Phosphatidylinositol-3-kinase as a therapeutic target in melanoma

Abstract

Purpose: Phosphatidylinositol-3 kinases (PI3K) are critical for malignant cellular processes including growth, proliferation, and survival, and are targets of drugs in clinical development. We assessed expression of PI3K in melanomas and nevi, and studied associations between PI3K pathway members and in vitro response to a PI3K inhibitor, LY294002.

Experimental design: Using Automated Quantitative Analysis, we quantified expression of p85 and p110alpha subunits in 540 nevi and 523 melanomas. We determined the IC(50) for LY294002 for 11 melanoma cell lines and, using reverse phase protein arrays, assessed the association between levels of PI3K pathway members and sensitivity to LY294002.

Results: p85 and p110alpha tend to be coexpressed (P < 0.0001); expression was higher in melanomas than nevi (P < 0.0001) for both subunits, and higher in metastatic than primary melanomas for p85 (P < 0.0001). Although phospho-Akt (pAkt) levels decreased in all cell lines treated with LY294002, sensitivity was variable. We found no association by t tests between baseline p85, p110alpha, and pAkt levels and sensitivity to LY294002, whereas pS6 Ser(235) and Ser(240) were lower in the more resistant cell lines (P = 0.01 and P = 0.004, respectively).
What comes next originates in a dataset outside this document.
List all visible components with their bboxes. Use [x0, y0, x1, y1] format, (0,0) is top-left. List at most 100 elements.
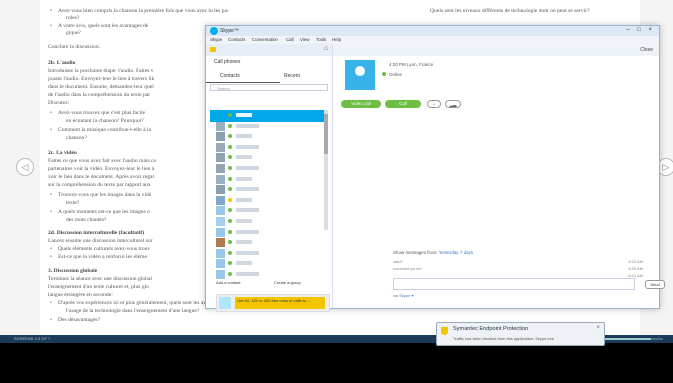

Conclusions: Expression of p85 and p110alpha subunits is up-regulated in melanoma, indicating that PI3K is a good drug target. Pretreatment pS6 levels correlated with sensitivity to the PI3K inhibitor, LY294002, whereas PI3K and pAkt did not, suggesting that full activation of the PI3K pathway is needed for sensitivity to PI3K inhibition. pS6 should be evaluated as a predictor of response in melanoma patients treated with PI3K inhibitors, as these drugs enter clinical trials.

Fig. 1

Schema of the PI3K pathway. Growth factor receptors, integrins, activated Ras, or PTEN loss stimulate the PI3K/Akt/mTOR pathway. The products of PI3K activate Akt, which in turn controls key cellular processes by phosphorylating mediators of apoptosis, transcription, cell cycle progression, and translation. Arrows, activating phosphorylation; perpendicular lines, inhibitory phosphorylation.

Fig. 2

A–D, AQUA of in situ protein levels (A, for p85; B, for p110α): AQUA uses S100 to create a tumor or nevus mask (two panels on left, at ×10 and ×40). S100 staining was both nuclear and cytoplasmic (middle). 4′, 6-Diamidino-2-phenylindole defines the nuclear compartment (second from right) within the tumor mask. p85 (A) and p110α (B) expression is measured within the cytoplasmic compartments, within the tumor mask (right), and each clinical case is assigned a score based on pixel intensity per unit area within the tumor mask. ANOVA was used to compare p85 (C) and p110α (D) expression in benign nevi, primary, metastatic, and all malignant (primary and metastatic combined) specimens.

Fig. 3

Western blots showing levels of pAkt before and after exposure to 50 μmol/LLY294002 for1h, normalized to β-actin loading. Levels of pAkt decreased in all cell lines, regardless of sensitivity to LY294002.

Fig. 4

Unsupervised hierarchical clustering of cell lines (rows) and baseline levels of biomarkers (columns). The cell lines in red are more resistant to LY294002, and those in black are more sensitive. Red, high expression; green, low expression; brightest green, lowest expression. Expression levels represent the average levels of repetitive measurements for each marker, normalized to the loading for the cell line. Levels of pS6 (red) tend to be higher in the more sensitive cell lines than the resistant cell lines.